A square aluminium rod is $1m$ long and $5mm$ on edge. What must be the radius of another aluminium rod whose length is $1m$ and which has the same resistance as the previous rod?
A. ${\text{5}}{\text{.0mm}}$
B. ${\text{4}}{\text{.2mm}}$
C. ${\text{2}}{\text{.8mm}}$
D. ${\text{1}}{\text{.4mm}}$

Answer 1

Resistance is measured in resistivity. The electrical resistance of the conductor is directly proportional to the length of the conductor and inversely proportional to the area of the cross-section. It can be expressed as $R = \dfrac{{\rho L}}{A}$ where $\rho$ is the resistivity of the material.

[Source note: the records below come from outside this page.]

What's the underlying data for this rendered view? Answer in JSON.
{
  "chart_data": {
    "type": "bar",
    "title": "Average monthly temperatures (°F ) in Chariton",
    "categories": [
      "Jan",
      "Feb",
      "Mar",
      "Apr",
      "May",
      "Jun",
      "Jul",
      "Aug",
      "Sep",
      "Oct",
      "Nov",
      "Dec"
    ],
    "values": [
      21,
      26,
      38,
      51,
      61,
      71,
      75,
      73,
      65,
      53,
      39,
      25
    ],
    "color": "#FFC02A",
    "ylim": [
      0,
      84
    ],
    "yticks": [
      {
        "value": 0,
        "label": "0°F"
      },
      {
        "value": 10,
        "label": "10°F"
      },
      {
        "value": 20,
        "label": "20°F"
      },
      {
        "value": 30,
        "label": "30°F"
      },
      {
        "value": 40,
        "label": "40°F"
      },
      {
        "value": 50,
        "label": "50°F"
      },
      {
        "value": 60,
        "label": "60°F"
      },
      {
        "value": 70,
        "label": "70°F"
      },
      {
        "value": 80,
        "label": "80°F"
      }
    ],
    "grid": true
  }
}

Complete step by step answer:
Let us suppose that the radius of the aluminium rod is $= r$
The radius of the another rod is $= r'$
Given that both the rods have the same length.
Therefore, $l = l' = 1m$
Since, both the rods are made up of the same material. Therefore they have the same resistivity.
$\rho = \rho '$
Hence, the resistance of both the rods are also equal.
$R = R'$
$\Rightarrow \dfrac{{\rho l}}{A} = \dfrac{{\rho 'l'}}{{A'}}$
Take common factors from both the sides of the equations and remove them.
$\Rightarrow A = A'$
$\pi r{'^2} = {\left( 5 \right)^2}$
Simplify the above equation and make the unknown radius r’ the subject –
$r{'^2} = \dfrac{{25}}{{\dfrac{{22}}{7}}} \\\ \implies r{'^2} = \dfrac{{25 \times 7}}{{22}} \\\ \implies r{'^2} = \dfrac{{175}}{{22}} \\\$
Take square-root on both the sides of the equation –
$\sqrt {r{'^2}} = \sqrt {\dfrac{{175}}{{22}}}$
Square and square-root cancel each other on the left hand side of the equation –

$$r' = \sqrt {7.95} \\\ r' = 2.81mm \\\$$

So, the correct answer is “Option C”.

Note:
Always check the given units for all the terms. Note down all the given terms and unknown terms and find the correlation amongst them for the required solution. Remember the basic formulas and the properties of physical terms to solve these types of word problems. Know the basic difference between the resistance and resistivity.